This sentiment is perfect for a Kenny Chesney summer concert.  Now it looks like the NLRB and the EEOC can “get along”, and at the same time make it easier for employers to appropriately discipline employees who engage in unacceptable behavior, even if that behavior occurs during otherwise “protected” activity.

The EEOC’s position uniformly has been that employers are required to discipline or terminate employees who use racial or sexual epithets at work.  Employers who do not take immediate corrective action can be held liable for discrimination and costly damage awards.  On the other hand, until this week, the NLRB took the position that taking adverse action against employees who made such comments while protesting working conditions violates the National Labor Relations Act (NLRA).  Thus, employers were often left between the proverbial rock and hard place.

In a recent landmark decision involving General Motors, the NLRB recognized that employers have a right to terminate or discipline employees who use vulgar, discriminatory or racist language even if such language is used while engaging in otherwise protected activities such as objecting to working conditions.  Before this decision, the NLRB assumed that if an employee engaged in unacceptable behavior while objecting to working conditions, the two were inseparable and any discipline was unlawful.

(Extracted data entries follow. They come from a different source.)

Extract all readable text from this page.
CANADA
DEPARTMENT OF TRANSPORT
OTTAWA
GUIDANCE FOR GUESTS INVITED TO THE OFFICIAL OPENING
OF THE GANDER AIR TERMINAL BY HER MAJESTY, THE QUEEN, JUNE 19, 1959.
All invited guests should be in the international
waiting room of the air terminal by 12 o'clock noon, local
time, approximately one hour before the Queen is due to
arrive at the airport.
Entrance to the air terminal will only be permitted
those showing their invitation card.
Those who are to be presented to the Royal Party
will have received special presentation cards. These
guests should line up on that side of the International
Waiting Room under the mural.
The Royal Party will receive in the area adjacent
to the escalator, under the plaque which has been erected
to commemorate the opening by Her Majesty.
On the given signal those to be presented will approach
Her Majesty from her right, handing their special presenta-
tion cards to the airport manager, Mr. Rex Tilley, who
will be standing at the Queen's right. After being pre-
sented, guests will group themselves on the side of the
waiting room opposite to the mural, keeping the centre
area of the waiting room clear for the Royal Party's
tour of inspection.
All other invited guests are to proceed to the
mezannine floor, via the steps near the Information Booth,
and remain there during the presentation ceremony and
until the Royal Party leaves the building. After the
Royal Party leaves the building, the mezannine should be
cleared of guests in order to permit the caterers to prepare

Under this prior standard, NLRB ordered employees reinstated who (i) called the owner obscene and vile names during meetings, (ii) cursed the boss’s family in vulgar and profanity-laced rants on Facebook, or (iii) shouted racial slurs while picketing.

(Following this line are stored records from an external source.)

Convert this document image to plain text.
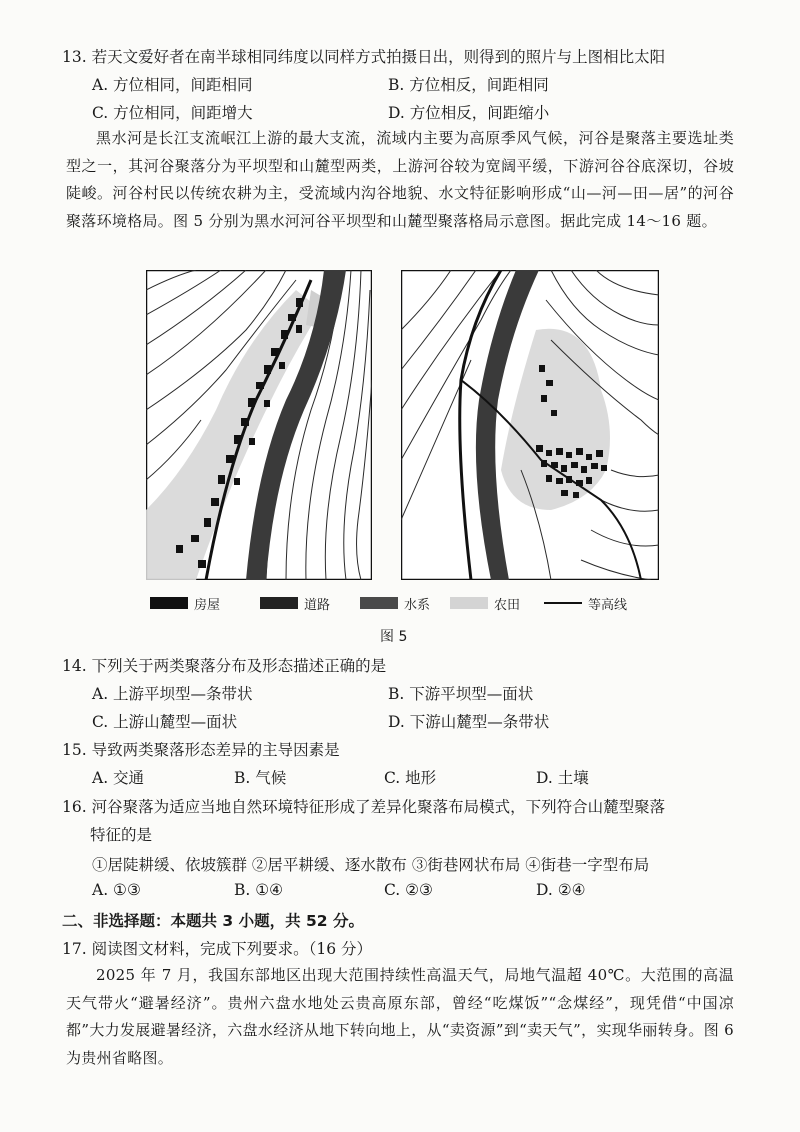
13. 若天文爱好者在南半球相同纬度以同样方式拍摄日出，则得到的照片与上图相比太阳
A. 方位相同，间距相同	B. 方位相反，间距相同
C. 方位相同，间距增大	D. 方位相反，间距缩小
黑水河是长江支流岷江上游的最大支流，流域内主要为高原季风气候，河谷是聚落主要选址类型之一，其河谷聚落分为平坝型和山麓型两类，上游河谷较为宽阔平缓，下游河谷谷底深切，谷坡陡峻。河谷村民以传统农耕为主，受流域内沟谷地貌、水文特征影响形成“山—河—田—居”的河谷聚落环境格局。图 5 分别为黑水河河谷平坝型和山麓型聚落格局示意图。据此完成 14～16 题。
房屋	道路	水系	农田	等高线
图 5
14. 下列关于两类聚落分布及形态描述正确的是
A. 上游平坝型—条带状	B. 下游平坝型—面状
C. 上游山麓型—面状	D. 下游山麓型—条带状
15. 导致两类聚落形态差异的主导因素是
A. 交通	B. 气候	C. 地形	D. 土壤
16. 河谷聚落为适应当地自然环境特征形成了差异化聚落布局模式，下列符合山麓型聚落
特征的是
①居陡耕缓、依坡簇群 ②居平耕缓、逐水散布 ③街巷网状布局 ④街巷一字型布局
A. ①③	B. ①④	C. ②③	D. ②④
二、非选择题：本题共 3 小题，共 52 分。
17. 阅读图文材料，完成下列要求。（16 分）
2025 年 7 月，我国东部地区出现大范围持续性高温天气，局地气温超 40℃。大范围的高温天气带火“避暑经济”。贵州六盘水地处云贵高原东部，曾经“吃煤饭”“念煤经”，现凭借“中国凉都”大力发展避暑经济，六盘水经济从地下转向地上，从“卖资源”到“卖天气”，实现华丽转身。图 6 为贵州省略图。
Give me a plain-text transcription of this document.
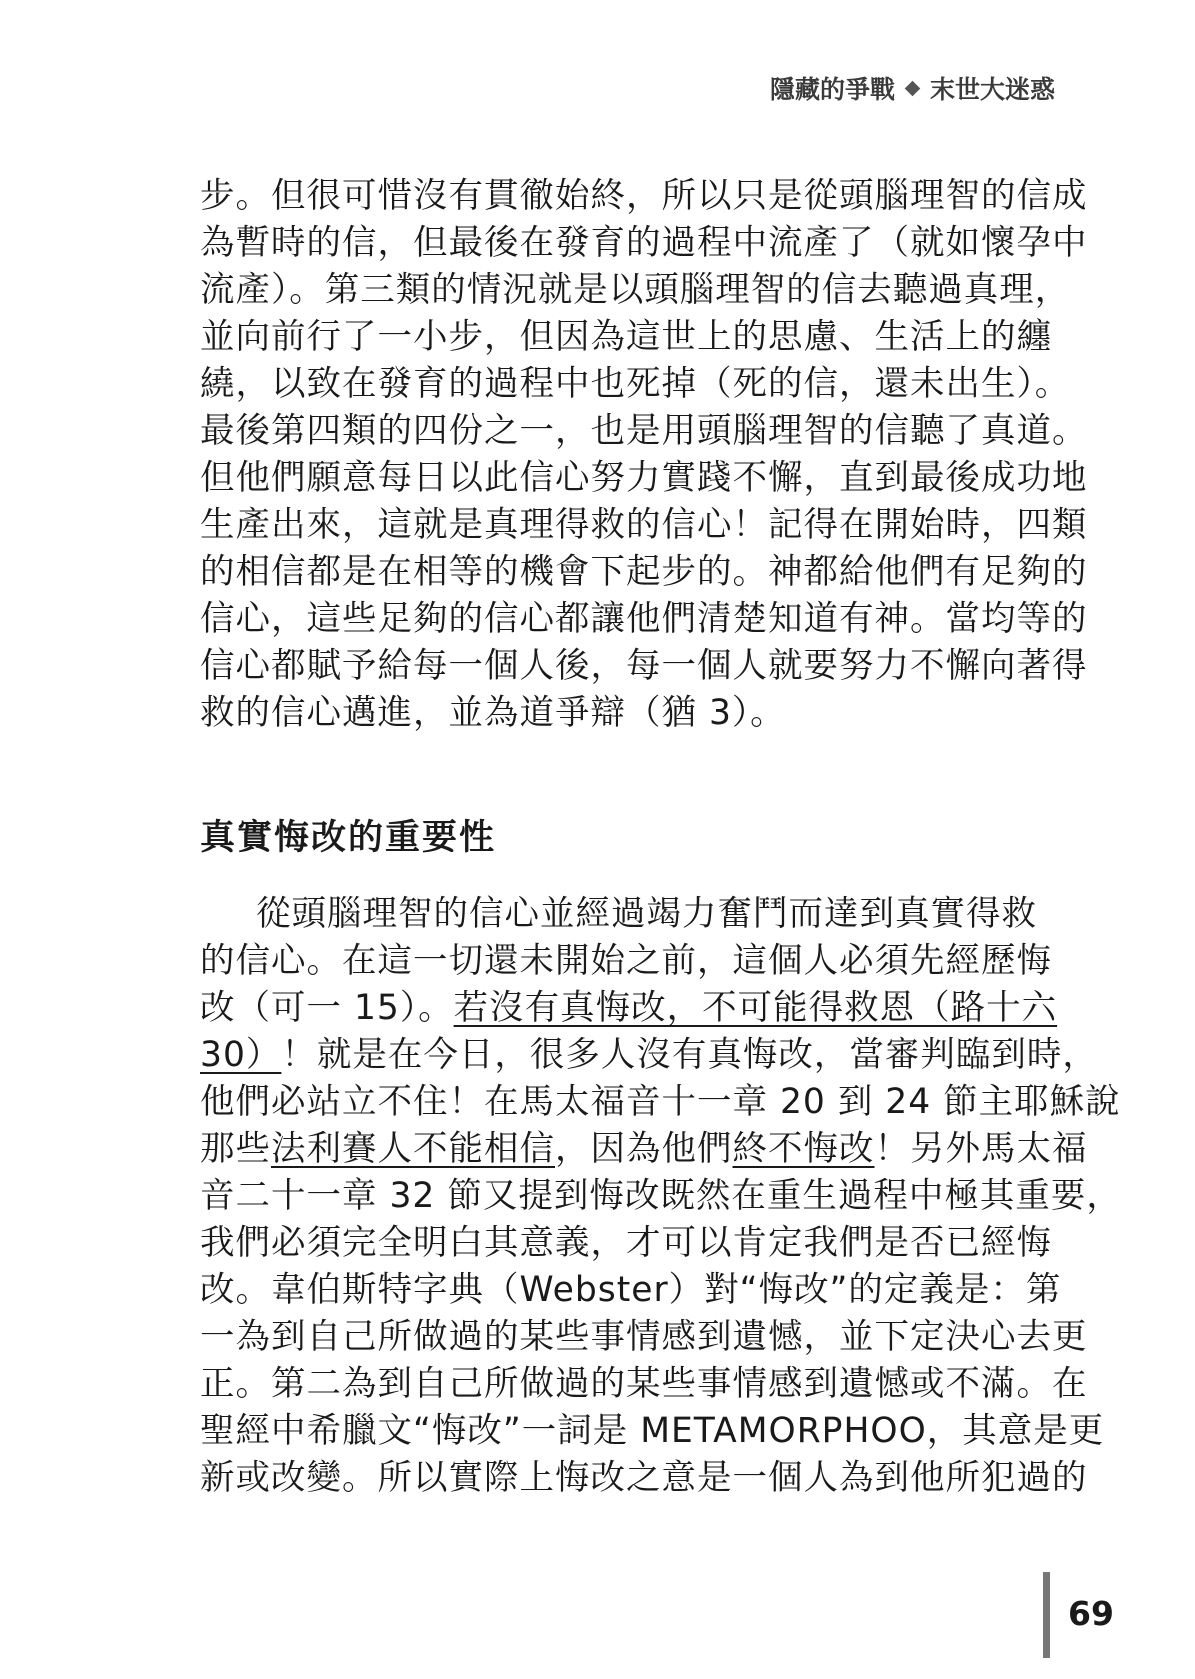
隱藏的爭戰 末世大迷惑
步。但很可惜沒有貫徹始終，所以只是從頭腦理智的信成
為暫時的信，但最後在發育的過程中流產了（就如懷孕中
流產）。第三類的情況就是以頭腦理智的信去聽過真理，
並向前行了一小步，但因為這世上的思慮、生活上的纏
繞，以致在發育的過程中也死掉（死的信，還未出生）。
最後第四類的四份之一，也是用頭腦理智的信聽了真道。
但他們願意每日以此信心努力實踐不懈，直到最後成功地
生產出來，這就是真理得救的信心！記得在開始時，四類
的相信都是在相等的機會下起步的。神都給他們有足夠的
信心，這些足夠的信心都讓他們清楚知道有神。當均等的
信心都賦予給每一個人後，每一個人就要努力不懈向著得
救的信心邁進，並為道爭辯（猶 3）。
真實悔改的重要性
從頭腦理智的信心並經過竭力奮鬥而達到真實得救
的信心。在這一切還未開始之前，這個人必須先經歷悔
改（可一 15）。若沒有真悔改，不可能得救恩（路十六
30）！就是在今日，很多人沒有真悔改，當審判臨到時，
他們必站立不住！在馬太福音十一章 20 到 24 節主耶穌說
那些法利賽人不能相信，因為他們終不悔改！另外馬太福
音二十一章 32 節又提到悔改既然在重生過程中極其重要，
我們必須完全明白其意義，才可以肯定我們是否已經悔
改。韋伯斯特字典（Webster）對“悔改”的定義是：第
一為到自己所做過的某些事情感到遺憾，並下定決心去更
正。第二為到自己所做過的某些事情感到遺憾或不滿。在
聖經中希臘文“悔改”一詞是 METAMORPHOO，其意是更
新或改變。所以實際上悔改之意是一個人為到他所犯過的
69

The new General Motors case, recognizes that employers have a right to maintain order and respect in their workplace and are not required tolerate abusive or potentially illegal conduct. The NLRA was not intended to supersede an employer’s legal obligations under EEO laws to prevent hostile work environments.

However, these employer rights are not without limits. An employer still must be able to show that the poor behavior and not the protected conduct motivated the discipline.  In addition, anytime discipline involves potentially protected conduct, employers should review their prior practices to make sure that they are acting consistently with those past practices, and are not overreacting.